Friday, October 13, 2006

Lancet Estimates range from 400000

Echidne is my go-to Goddess for analytical rigor. I wanted to see what she had to say about the Lancet study which was so airily dismissed by Bushco.

ECHIDNE OF THE SNAKES: On the Lancet Study of Iraqi War-Related Deaths

I'm still reading the study and its critiques. If I have anything useful to say on the statistical aspects of the study it will most likely be tomorrow. It is sad to note that opinions about the validity of the study split almost exactly along political lines.

But what is unbearably sadder is the violent death and dying in Iraq, whatever the actual numbers of victims might be.

The comments are meaty and filled with insight

From what I can tell so far - and this is a developing story - the Lancet study is being deliberately conservative in it's estimates. Estimates, by the way, done with rigorous methodology of the same kind as a Pentagon Battle-Damage estimate. Or in other words, these numbers are being held low, not inflated as you would expect if this were a propaganda exercise.

Majikthise : More on the Lancet study of Iraqi deaths: "The Lancet study is quite simply the best evidence we have about the death toll attributable to the invasion. The Iraqi investigators interviewed almost thirteen thousand people all over Iraq, except two regions that were too dangerous visit.

Sure, there's a wide margin of error. The takehome message of this study is that vastly more people have died in Iraq than the government or the media have told us. The study has a wide margin of error. Between 400,000 and 800,000. "

There's not a lot I could find that strikes me both to be valid critique and written in words I could understand - although I'm sure it's about to come. Lancet was criticised in 2004 for a similar study that suggested a number of 100,000, apparently with some rigor; at least, enough to affect their methodology, and there is a spritely debate as to the validity of the current study there as well.

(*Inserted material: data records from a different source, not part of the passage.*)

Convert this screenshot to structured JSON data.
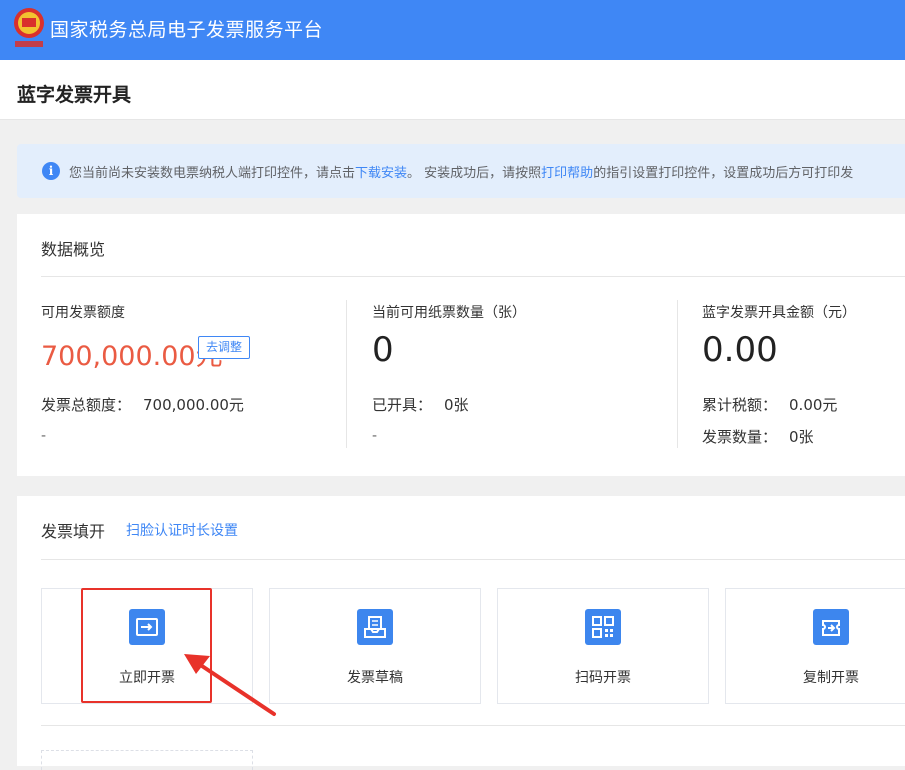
{
  "header": {
    "app_title": "国家税务总局电子发票服务平台",
    "logo_icon": "tax-emblem-icon",
    "brand_color": "#3f87f5"
  },
  "page": {
    "title": "蓝字发票开具"
  },
  "notice": {
    "icon": "info-icon",
    "text_before": "您当前尚未安装数电票纳税人端打印控件，请点击",
    "link_download": "下载安装",
    "text_middle": "。 安装成功后，请按照",
    "link_help": "打印帮助",
    "text_after": "的指引设置打印控件，设置成功后方可打印发"
  },
  "overview": {
    "heading": "数据概览",
    "col1": {
      "label": "可用发票额度",
      "value": "700,000.00元",
      "adjust_button": "去调整",
      "total_label": "发票总额度：",
      "total_value": "700,000.00元",
      "dash": "-"
    },
    "col2": {
      "label": "当前可用纸票数量（张）",
      "value": "0",
      "issued_label": "已开具：",
      "issued_value": "0张",
      "dash": "-"
    },
    "col3": {
      "label": "蓝字发票开具金额（元）",
      "value": "0.00",
      "tax_label": "累计税额：",
      "tax_value": "0.00元",
      "count_label": "发票数量：",
      "count_value": "0张"
    },
    "accent_color": "#ea5b43"
  },
  "fill": {
    "heading": "发票填开",
    "setting_link": "扫脸认证时长设置",
    "tiles": [
      {
        "label": "立即开票",
        "icon": "issue-now-icon"
      },
      {
        "label": "发票草稿",
        "icon": "draft-tray-icon"
      },
      {
        "label": "扫码开票",
        "icon": "qr-code-icon"
      },
      {
        "label": "复制开票",
        "icon": "copy-ticket-icon"
      }
    ],
    "annotation_color": "#e8322a"
  }
}
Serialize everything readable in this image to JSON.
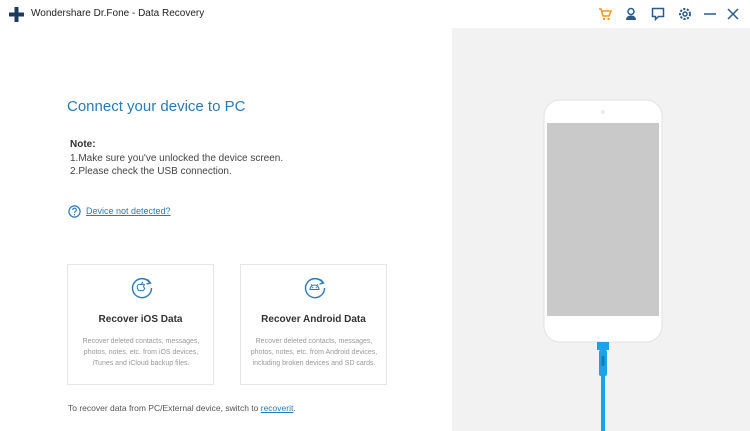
{
  "window": {
    "title": "Wondershare Dr.Fone - Data Recovery",
    "icons": [
      "cart-icon",
      "user-icon",
      "feedback-icon",
      "settings-icon",
      "minimize-icon",
      "close-icon"
    ]
  },
  "main": {
    "heading": "Connect your device to PC",
    "note_title": "Note:",
    "note_lines": [
      "1.Make sure you've unlocked the device screen.",
      "2.Please check the USB connection."
    ],
    "help_link": "Device not detected?",
    "cards": [
      {
        "title": "Recover iOS Data",
        "description": "Recover deleted contacts, messages, photos, notes, etc. from iOS devices, iTunes and iCloud backup files."
      },
      {
        "title": "Recover Android Data",
        "description": "Recover deleted contacts, messages, photos, notes, etc. from Android devices, including broken devices and SD cards."
      }
    ],
    "footer_text": "To recover data from PC/External device, switch to ",
    "footer_link": "recoverit",
    "footer_end": "."
  },
  "colors": {
    "accent": "#2b7ab6",
    "cable": "#1aa3e8",
    "right_panel": "#f2f2f2"
  }
}
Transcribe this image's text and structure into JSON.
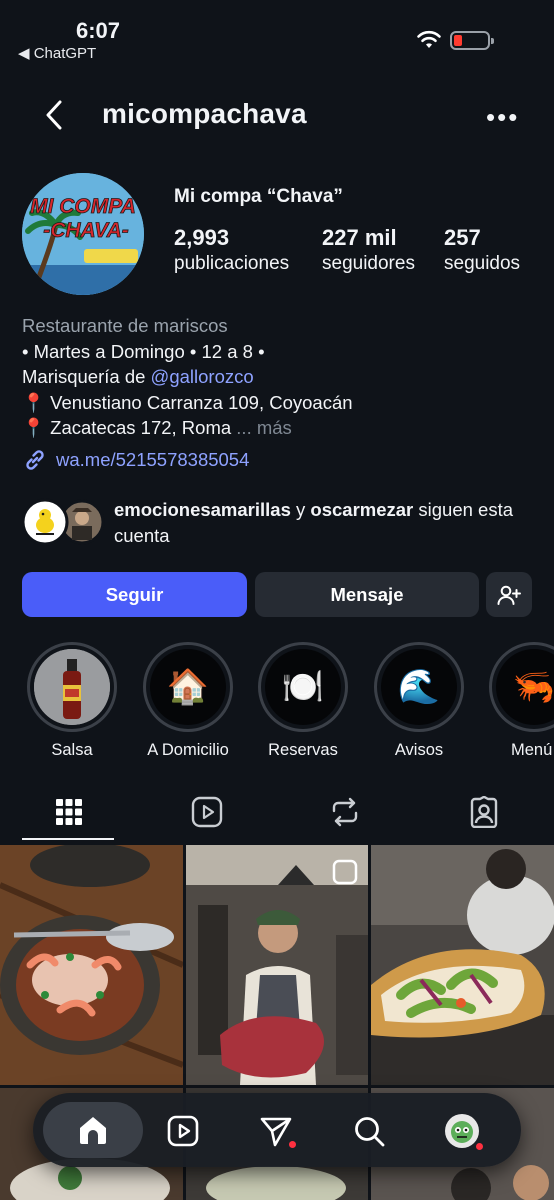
{
  "status_bar": {
    "time": "6:07",
    "back_app": "◀ ChatGPT"
  },
  "header": {
    "username": "micompachava",
    "more_glyph": "•••"
  },
  "profile": {
    "display_name": "Mi compa “Chava”",
    "avatar_text_line1": "MI COMPA",
    "avatar_text_line2": "-CHAVA-",
    "stats": [
      {
        "value": "2,993",
        "label": "publicaciones"
      },
      {
        "value": "227 mil",
        "label": "seguidores"
      },
      {
        "value": "257",
        "label": "seguidos"
      }
    ]
  },
  "bio": {
    "category": "Restaurante de mariscos",
    "line1": "• Martes a Domingo • 12 a 8 •",
    "line2_prefix": "Marisquería de ",
    "line2_mention": "@gallorozco",
    "line3": "📍 Venustiano Carranza 109, Coyoacán",
    "line4": "📍 Zacatecas 172, Roma",
    "more": "... más",
    "link": "wa.me/5215578385054"
  },
  "mutual": {
    "user1": "emocionesamarillas",
    "connector": " y ",
    "user2": "oscarmezar",
    "suffix": " siguen esta cuenta"
  },
  "actions": {
    "follow": "Seguir",
    "message": "Mensaje"
  },
  "highlights": [
    {
      "label": "Salsa",
      "emoji": "🌶️"
    },
    {
      "label": "A Domicilio",
      "emoji": "🏠"
    },
    {
      "label": "Reservas",
      "emoji": "🍽️"
    },
    {
      "label": "Avisos",
      "emoji": "🌊"
    },
    {
      "label": "Menú",
      "emoji": "🦐"
    }
  ],
  "colors": {
    "follow_button": "#4a5df9",
    "link": "#8ea2ff",
    "background": "#0f1319",
    "notification_dot": "#ff3040"
  }
}
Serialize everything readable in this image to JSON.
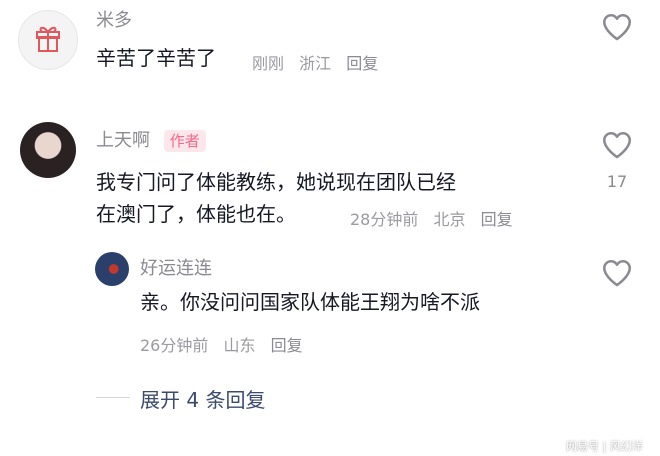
{
  "comments": [
    {
      "name": "米多",
      "content": "辛苦了辛苦了",
      "time": "刚刚",
      "location": "浙江",
      "reply_label": "回复"
    },
    {
      "name": "上天啊",
      "badge": "作者",
      "content_line1": "我专门问了体能教练，她说现在团队已经",
      "content_line2": "在澳门了，体能也在。",
      "time": "28分钟前",
      "location": "北京",
      "reply_label": "回复",
      "like_count": "17"
    },
    {
      "name": "好运连连",
      "content": "亲。你没问问国家队体能王翔为啥不派",
      "time": "26分钟前",
      "location": "山东",
      "reply_label": "回复"
    }
  ],
  "expand_label": "展开 4 条回复",
  "watermark": "网易号 | 风幻洋",
  "colors": {
    "accent_badge": "#f56a8c",
    "expand_text": "#3c4a6c",
    "meta_text": "#9a9ba1"
  },
  "icons": [
    "gift-icon",
    "heart-outline-icon"
  ]
}
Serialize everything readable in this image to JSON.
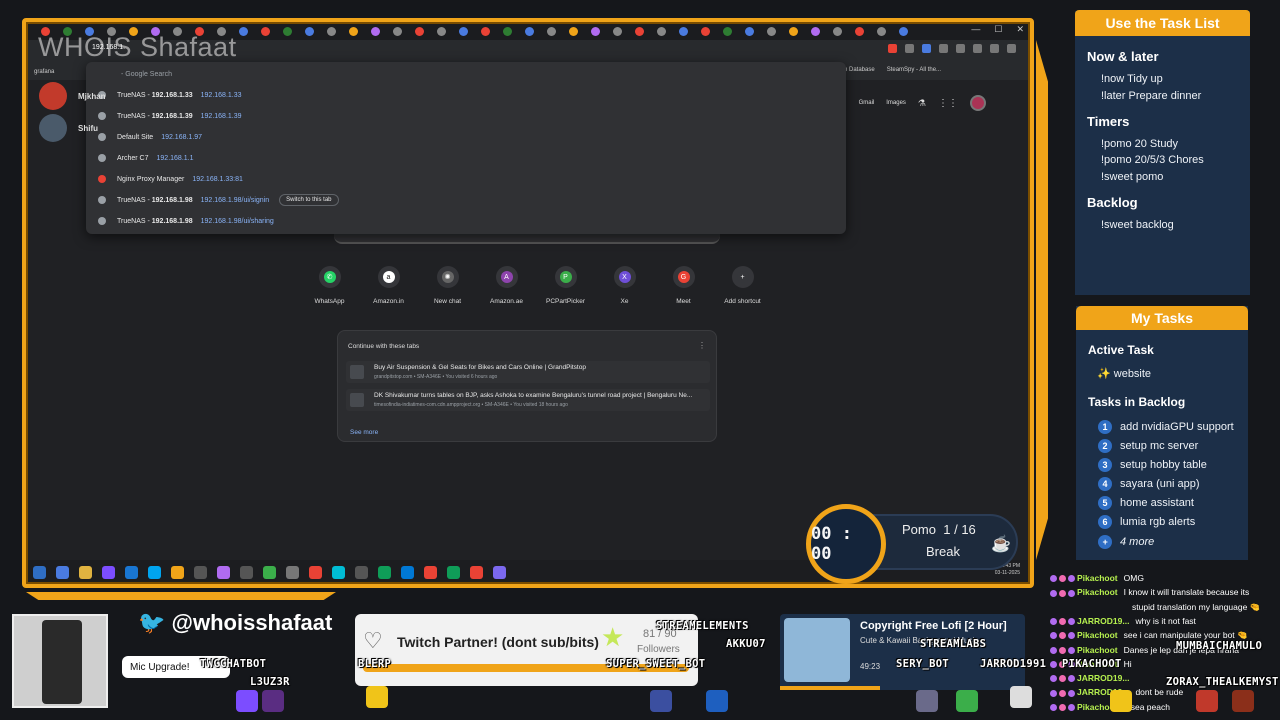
{
  "watermark": "WHOIS Shafaat",
  "omnibox": {
    "query": "192.168.1.",
    "rows": [
      {
        "title": "192.168.1.",
        "url": "",
        "suffix": "- Google Search"
      },
      {
        "title": "TrueNAS",
        "bold": "192.168.1.33",
        "url": "192.168.1.33"
      },
      {
        "title": "TrueNAS",
        "bold": "192.168.1.39",
        "url": "192.168.1.39"
      },
      {
        "title": "Default Site",
        "bold": "",
        "url": "192.168.1.97"
      },
      {
        "title": "Archer C7",
        "bold": "",
        "url": "192.168.1.1"
      },
      {
        "title": "Nginx Proxy Manager",
        "bold": "",
        "url": "192.168.1.33:81"
      },
      {
        "title": "TrueNAS",
        "bold": "192.168.1.98",
        "url": "192.168.1.98/ui/signin",
        "switch": "Switch to this tab"
      },
      {
        "title": "TrueNAS",
        "bold": "192.168.1.98",
        "url": "192.168.1.98/ui/sharing"
      }
    ]
  },
  "profiles": [
    {
      "name": "Mjkhan"
    },
    {
      "name": "Shifu"
    }
  ],
  "bookmark_left": "grafana",
  "bookmarks_right": [
    "n Database",
    "SteamSpy - All the..."
  ],
  "google_links": [
    "Gmail",
    "Images"
  ],
  "shortcuts": [
    {
      "label": "WhatsApp",
      "color": "#25d366",
      "glyph": "✆"
    },
    {
      "label": "Amazon.in",
      "color": "#ffffff",
      "glyph": "a"
    },
    {
      "label": "New chat",
      "color": "#666",
      "glyph": "✺"
    },
    {
      "label": "Amazon.ae",
      "color": "#8e44ad",
      "glyph": "A"
    },
    {
      "label": "PCPartPicker",
      "color": "#3bae4a",
      "glyph": "P"
    },
    {
      "label": "Xe",
      "color": "#6f4fd8",
      "glyph": "X"
    },
    {
      "label": "Meet",
      "color": "#e94235",
      "glyph": "G"
    },
    {
      "label": "Add shortcut",
      "color": "#35363a",
      "glyph": "+"
    }
  ],
  "continue": {
    "title": "Continue with these tabs",
    "items": [
      {
        "title": "Buy Air Suspension & Gel Seats for Bikes and Cars Online | GrandPitstop",
        "sub": "grandpitstop.com • SM-A346E • You visited 6 hours ago"
      },
      {
        "title": "DK Shivakumar turns tables on BJP, asks Ashoka to examine Bengaluru's tunnel road project | Bengaluru Ne...",
        "sub": "timesofindia-indiatimes-com.cdn.ampproject.org • SM-A346E • You visited 18 hours ago"
      }
    ],
    "see_more": "See more"
  },
  "tray": {
    "time": "02:43 PM",
    "date": "03-11-2025",
    "lang": "ENG"
  },
  "pomo": {
    "time": "00 : 00",
    "label": "Pomo",
    "current": "1",
    "sep": "/",
    "total": "16",
    "state": "Break"
  },
  "task_list": {
    "title": "Use the Task List",
    "sections": [
      {
        "name": "Now & later",
        "items": [
          "!now Tidy up",
          "!later Prepare dinner"
        ]
      },
      {
        "name": "Timers",
        "items": [
          "!pomo 20 Study",
          "!pomo 20/5/3 Chores",
          "!sweet pomo"
        ]
      },
      {
        "name": "Backlog",
        "items": [
          "!sweet backlog"
        ]
      }
    ]
  },
  "my_tasks": {
    "title": "My Tasks",
    "active_title": "Active Task",
    "active": "✨ website",
    "backlog_title": "Tasks in Backlog",
    "backlog": [
      {
        "n": "1",
        "t": "add nvidiaGPU support"
      },
      {
        "n": "2",
        "t": "setup mc server"
      },
      {
        "n": "3",
        "t": "setup hobby table"
      },
      {
        "n": "4",
        "t": "sayara (uni app)"
      },
      {
        "n": "5",
        "t": "home assistant"
      },
      {
        "n": "6",
        "t": "lumia rgb alerts"
      }
    ],
    "more": "4 more",
    "more_n": "+"
  },
  "chat": [
    {
      "user": "Pikachoot",
      "msg": "OMG"
    },
    {
      "user": "Pikachoot",
      "msg": "I know it will translate because its"
    },
    {
      "user": "",
      "msg": "stupid translation my language 🤏"
    },
    {
      "user": "JARROD19...",
      "msg": "why is it not fast"
    },
    {
      "user": "Pikachoot",
      "msg": "see i can manipulate your bot 🤏"
    },
    {
      "user": "Pikachoot",
      "msg": "Danes je lep dan je lepa hrana"
    },
    {
      "user": "Pikachoot",
      "msg": "Hi"
    },
    {
      "user": "JARROD19...",
      "msg": ""
    },
    {
      "user": "JARROD19...",
      "msg": "dont be rude"
    },
    {
      "user": "Pikachoot",
      "msg": "a sea peach"
    }
  ],
  "social": {
    "twitter": "@whoisshafaat"
  },
  "mic_upgrade": "Mic Upgrade!",
  "partner": {
    "title": "Twitch Partner! (dont sub/bits)",
    "count": "81 / 90",
    "followers": "Followers"
  },
  "music": {
    "title": "Copyright Free Lofi [2 Hour]",
    "subtitle": "Cute & Kawaii Background Music",
    "time": "49:23"
  },
  "bot_names": [
    "TWCCHATBOT",
    "L3UZ3R",
    "BLERP",
    "STREAMELEMENTS",
    "AKKU07",
    "SUPER_SWEET_BOT",
    "STREAMLABS",
    "SERY_BOT",
    "JARROD1991",
    "PIKACHOOT",
    "MUMBAICHAMULO",
    "ZORAX_THEALKEMYST"
  ],
  "colors": {
    "accent": "#f0a419",
    "panel": "#1c2f48",
    "chrome_bg": "#202124",
    "link": "#8ab4f8"
  }
}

Interestingly enough, the casualty figures for the first gulf war are in dispute, and the person who dared try to come to some reasonable estimate - against the will of the Defense Department - was forced out of government for trying. Again, estimates are just that, but this figure is within a fermi of 100,000, the largest proportion being attributed to "indirect health effects" post-war.

Update: Just found these two links. A Debunking of Right-Wing "debunkings"
and Flypaper for Innumerates.

Reading all this has led me to understand a problem with much right-wing critique - the belief that disbelief in a result IS a "debunking." But then, we are dealing with folks who also harbor a larger than average belief that teaching evolution is a communist plot to brainwash our children into becoming morally-relative secular humanists who will use critical reasoning to attack the throne of God.

That last bit was an editorial moment.